Cuando el abismo gusta

Da la impresión de que a Carles Puigdemont, así como a aquellos que callan, les gusta pisar el abismo, llegar al límite. Un paso más y todos abajo. Que iban al abismo era algo obvio en la pasada legislatura. Cabalgaron y cabalgaron hasta la estación final para luego tener, quieran o no, que volver al principio. Bien es verdad que el abismo en cuestión ha surtido un efecto mínimo. De lo contrario no hubieran vuelto a sumar la mayoría suficiente para gobernar sin especiales agobios.

Hace unos días, un veterano de la política catalana, ya en la quinta o undécima fila, aseguraba que le resultaba imposible ponerse en la cabeza de Puigdemont, que era un hombre imprevisible. Y realmente lo es. Dijo que no se volvía a presentar y ahí está, jugando al liderazgo no de una causa, sino de un nuevo desafío al Estado. Creo que él sabe que si reta al Estado, pierde, de ahí que esté jugando al límite, a tensar la cuerda pero si lo hace no es única y exclusivamente responsabilidad suya.

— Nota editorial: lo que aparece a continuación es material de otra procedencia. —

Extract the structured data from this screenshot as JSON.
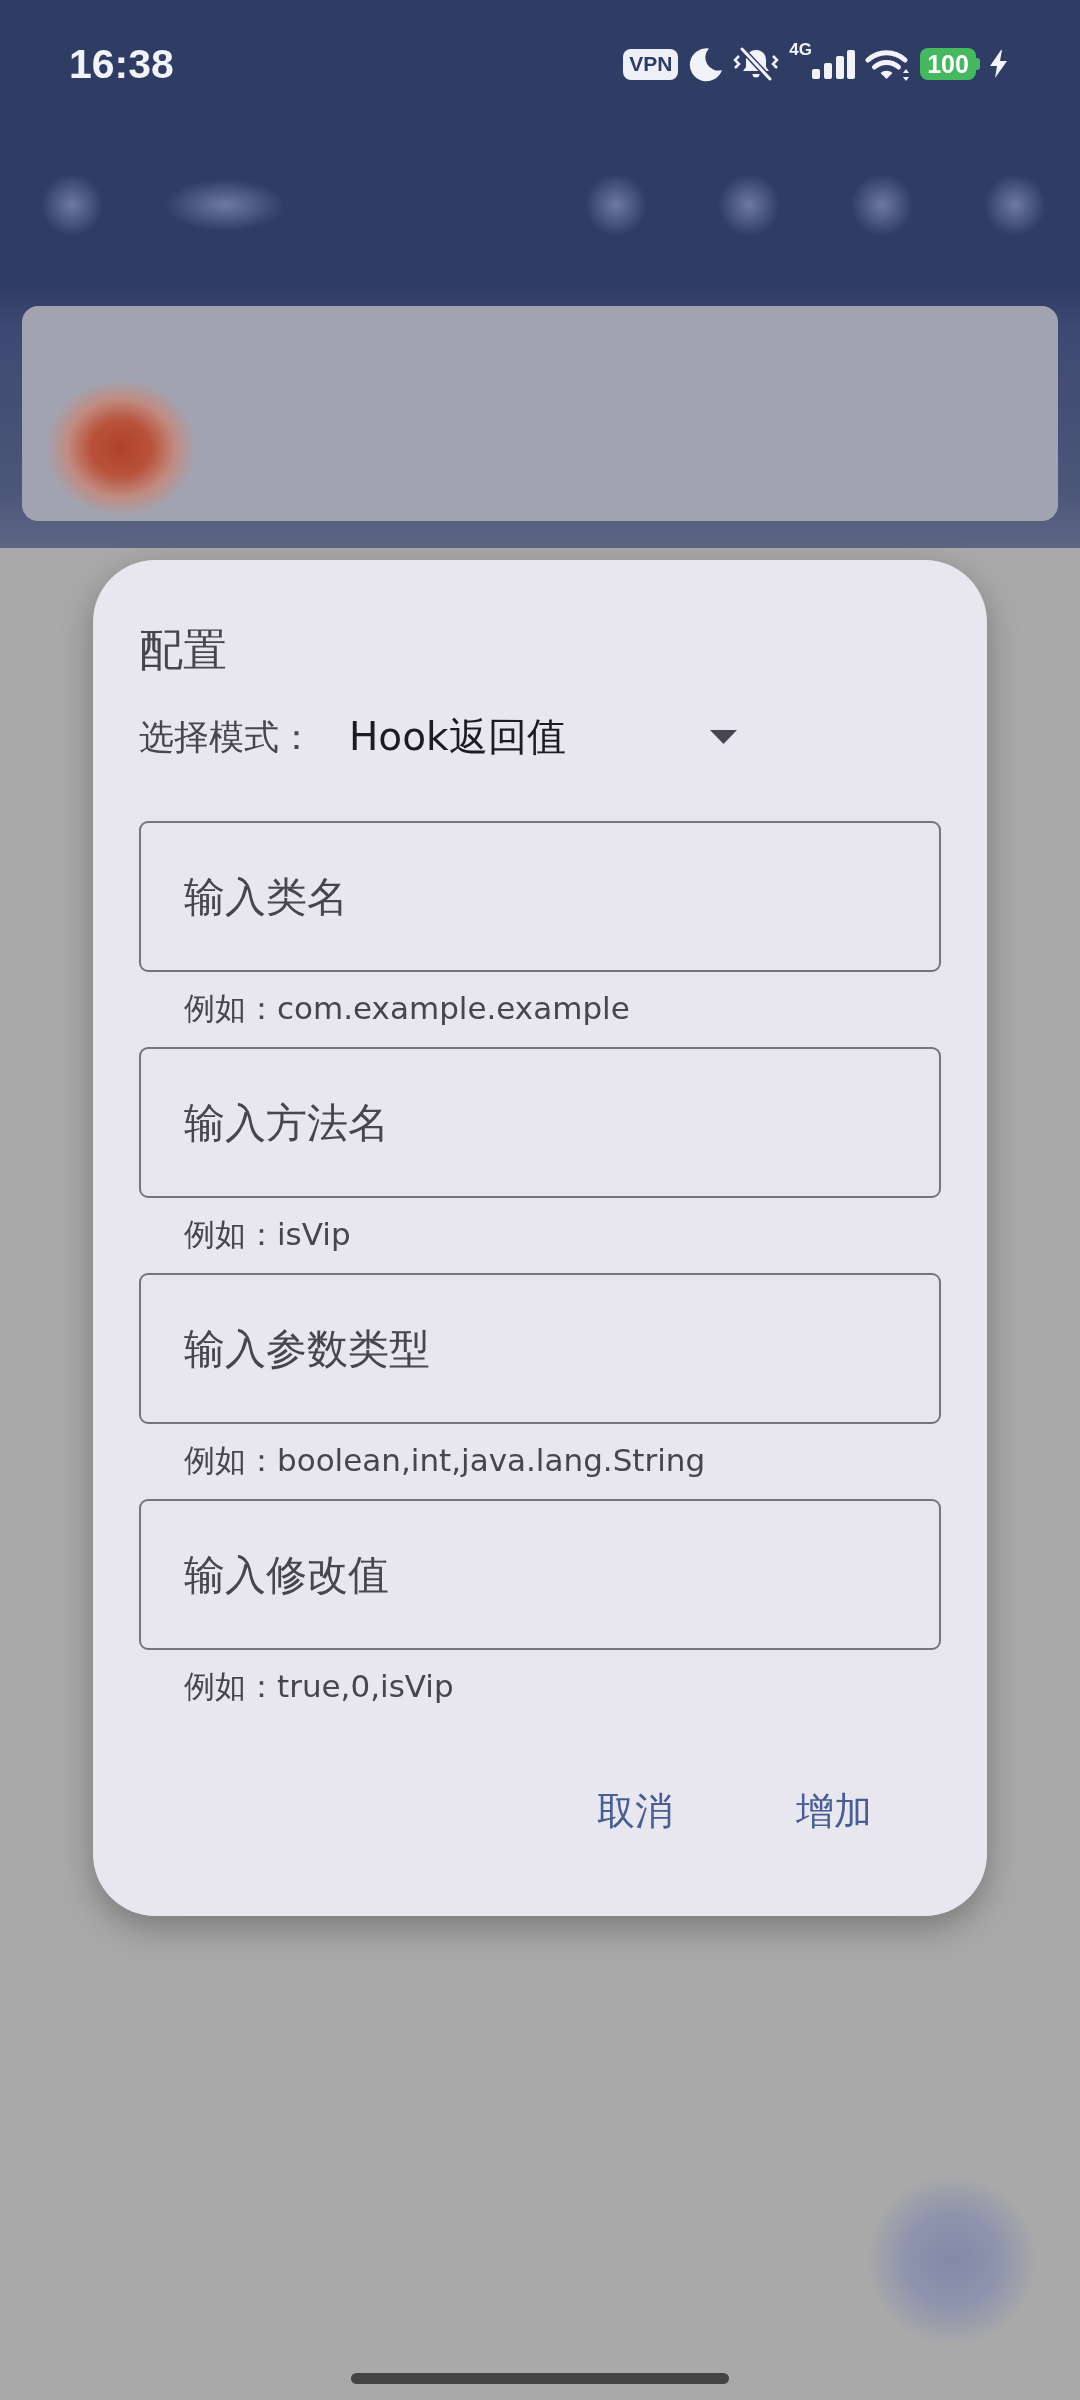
{
  "status_bar": {
    "time": "16:38",
    "vpn": "VPN",
    "network_type": "4G",
    "battery": "100",
    "charging": true
  },
  "dialog": {
    "title": "配置",
    "mode_selector": {
      "label": "选择模式：",
      "value": "Hook返回值"
    },
    "fields": [
      {
        "placeholder": "输入类名",
        "helper": "例如：com.example.example"
      },
      {
        "placeholder": "输入方法名",
        "helper": "例如：isVip"
      },
      {
        "placeholder": "输入参数类型",
        "helper": "例如：boolean,int,java.lang.String"
      },
      {
        "placeholder": "输入修改值",
        "helper": "例如：true,0,isVip"
      }
    ],
    "buttons": [
      "取消",
      "增加"
    ]
  }
}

Los protagonistas, directos e indirectos, de esta historia que roza lo patético son tan responsables como él. Lo son por bailarle el agua, por no hablar con claridad, por no dar el paso adelante y decir en público lo que sostienen en privado: "así no vamos a ninguna parte". Callan y callan. Le siguen el juego invirtiendo energías y tiempo en este nuevo camino a ninguna parte. Si algo tienen claro todos, incluido Puigdemont, es que no va a ser president y si lo es, lo será por escaso tiempo. Es posible, porque ya nada hay que descartar, que le baste con ese minuto de gloria. Patetismo y puro patetismo.

Mientras, el Gobierno acude a todas las posibilidades legales y constitucionales para tratar de evitar algunos espectáculos como que se presente en el Parlament sin ser visto por la Policía o tener que detenerle una vez investido. Detener a un president elegido por un Parlamento legítimo no es algo habitual en Europa pero menos habitual lo es que un servidor público, quien ha sido representante legítimo del Estado, desafíe, sin mover una ceja, al Estado al que representa. ¿Se imaginan algo similar en Francia o en la avanzada Dinamarca? ¡¡¡Impensable!!!

Se mantiene el suspense hasta el último momento y en él llevamos instalados ya demasiado tiempo. Todo lo vivido ha servido, en medio del desastre, para que los ciudadanos comprueben, pese a todos los fallos constatados, que el Estado no es un broma y la Constitución, y utilizando las magníficas palabras del Rey en Davos, no es un ornamento. Lo malo, lo que no tiene perdón es que quienes tienen al país en jaque, lo saben. Parece no importarles y si les importa lo disimulan muy bien. Patético y triste.